ストレスチェック代行サービス選びのポイント

サービス提供範囲の確認

代行サービスを選ぶ際には、どこまでの業務を委託できるのかを明確にしておくことが重要です。以下の点を確認しましょう。

  • ストレスチェックの実施者(医師・保健師など)は提供されるか
  • 集団分析の内容と報告書の質
  • 高ストレス者へのフォロー体制
  • 面接指導の実施方法と対応可能な地域

実績と信頼性の評価

サービス提供企業の実績や信頼性も重要な選定基準です。

  • 導入実績(特に同業種・同規模の企業での実績)
  • 専門スタッフの資格や経験
  • プライバシーポリシーやセキュリティ体制
  • 厚生労働省のガイドラインへの準拠

料金体系の透明性

費用面では、以下の点を確認しておくことをおすすめします。

  • 基本料金に含まれるサービスの範囲
  • オプションサービスの費用
  • 最低契約人数の有無
  • 追加費用の発生条件

システムの使いやすさとサポート体制

Web方式を選ぶ場合は、システムの使いやすさも重要です。

  • インターフェースの直感性
  • 多言語対応の有無
  • モバイル対応状況
  • 技術サポートの対応時間と方法

ストレスチェック後のフォロー体制

ストレスチェックはあくまでも入り口であり、その後のフォローこそが重要です。

  • 高ストレス者への面接指導の実施体制
  • 集団分析結果を活用した職場改善支援
  • 研修やセミナーの提供内容
  • メンタルヘルス相談窓口の設置

EAPとの連携によるメンタルヘルス対策の強化

EAPの概要とメリット

EAP(Employee Assistance Program)は「従業員支援プログラム」と訳され、従業員の心身の健康問題から職場での人間関係、家庭の問題まで、幅広い悩みに対応するサポートプログラムです。元々はアルコール依存症対策としてアメリカで誕生し、日本では1980年代から導入されてきました。

EAPの主なメリットには以下があります。

  1. 早期発見・早期対応:メンタルヘルス不調を早期に発見し、対応することで重症化を防ぎます。
  2. プライバシーの保護:外部の専門家に相談できるため、社内での評価を気にせず相談できます。
  3. 生産性向上:従業員の抱える問題が軽減されることで、モチベーションや生産性が向上します。
  4. 離職率低下:メンタルヘルス不調による休職や離職を防ぐことができます。

ストレスチェックとEAPの効果的な連携方法

ストレスチェックとEAPを連携させることで、より効果的なメンタルヘルス対策が可能になります。具体的な連携方法としては、以下が考えられます。

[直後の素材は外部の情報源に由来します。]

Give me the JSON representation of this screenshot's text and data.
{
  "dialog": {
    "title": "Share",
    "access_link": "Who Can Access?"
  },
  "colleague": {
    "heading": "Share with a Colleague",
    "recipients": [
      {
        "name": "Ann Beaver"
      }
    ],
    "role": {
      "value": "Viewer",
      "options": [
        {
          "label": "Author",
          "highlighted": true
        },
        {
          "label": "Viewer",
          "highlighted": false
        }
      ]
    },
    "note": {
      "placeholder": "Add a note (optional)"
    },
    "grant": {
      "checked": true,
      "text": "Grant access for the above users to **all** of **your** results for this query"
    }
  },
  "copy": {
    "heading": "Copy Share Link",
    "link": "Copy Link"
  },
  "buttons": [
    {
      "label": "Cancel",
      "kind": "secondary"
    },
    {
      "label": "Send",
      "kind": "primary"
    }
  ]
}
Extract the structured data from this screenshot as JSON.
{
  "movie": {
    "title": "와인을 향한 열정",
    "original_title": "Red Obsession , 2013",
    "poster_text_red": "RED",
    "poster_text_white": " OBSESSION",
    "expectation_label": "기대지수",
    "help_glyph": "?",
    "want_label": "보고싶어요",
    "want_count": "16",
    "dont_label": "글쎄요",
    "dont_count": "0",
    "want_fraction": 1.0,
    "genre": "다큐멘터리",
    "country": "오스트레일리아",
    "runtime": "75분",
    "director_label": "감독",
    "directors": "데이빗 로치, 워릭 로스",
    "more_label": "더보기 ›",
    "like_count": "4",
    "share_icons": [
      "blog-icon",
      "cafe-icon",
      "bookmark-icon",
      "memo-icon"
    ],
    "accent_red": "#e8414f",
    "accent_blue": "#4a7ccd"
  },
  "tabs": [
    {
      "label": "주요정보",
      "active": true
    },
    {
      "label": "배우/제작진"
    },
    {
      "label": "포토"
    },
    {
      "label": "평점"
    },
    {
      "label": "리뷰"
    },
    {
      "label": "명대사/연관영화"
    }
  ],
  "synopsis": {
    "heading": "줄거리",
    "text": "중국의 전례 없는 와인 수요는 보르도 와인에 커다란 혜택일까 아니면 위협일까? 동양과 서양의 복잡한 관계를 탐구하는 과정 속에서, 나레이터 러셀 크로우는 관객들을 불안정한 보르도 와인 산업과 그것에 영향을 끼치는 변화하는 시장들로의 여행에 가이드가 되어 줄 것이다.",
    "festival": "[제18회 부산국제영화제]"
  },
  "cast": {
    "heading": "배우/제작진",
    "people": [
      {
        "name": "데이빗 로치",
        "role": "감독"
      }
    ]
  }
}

  1. ストレスチェック結果に基づいたフォロー:高ストレス者に対して、EAPのカウンセリングサービスを案内します。
  2. 集団分析結果の活用:ストレスチェックの集団分析結果を基に、部署ごとの課題に対応したEAPプログラムを提供します。
  3. 予防的アプローチ:ストレスチェックで中・低リスクと判定された従業員に対しても、予防的にEAPのセルフケアプログラムやセミナーを提供します。
  4. 復職支援との連携:休職者の職場復帰に際して、ストレスチェック結果とEAPによるサポートを組み合わせた支援を行います。

LivelyEAPサービスの特徴

LivelyEAPは、従業員のメンタルヘルスを総合的にサポートする従業員支援プログラムです。以下のような特徴があります。

  1. アクティブリスニングを中心としたアプローチ:傾聴を重視したカウンセリングにより、従業員の悩みや問題を丁寧にヒアリングします。
  2. 匿名性と利用しやすさ:実名登録不要で気軽に相談できる環境を提供し、従業員のプライバシーを保護します。
  3. ストレスチェックとの連携:ストレスチェック結果に基づき、高ストレス者への適切なフォローアップを実施します。
  4. 多様なホストによる対応:様々なバックグラウンドを持つカウンセラーが在籍しており、従業員の多様な悩みに対応できます。
  5. カジュアルなメンタルヘルスケア:深刻な不調だけでなく、日常的なストレスや悩みも気軽に相談できる「カジュアルEAP」のスタイルを採用しています。

ストレスチェック代行サービスとLivelyEAPを組み合わせることで、法令遵守としてのストレスチェックから一歩進んだ、従業員の心身の健康を総合的にサポートする体制を構築することができます。

ストレスチェック代行の国際的な動向と最新トレンド

グローバル企業におけるメンタルヘルス対策の取り組み

世界的に見ても、職場のメンタルヘルス対策は重要な課題となっています。特にグローバリゼーションに伴う労働市場の変化や、テレワークの普及によって、新たなストレス要因が生まれています。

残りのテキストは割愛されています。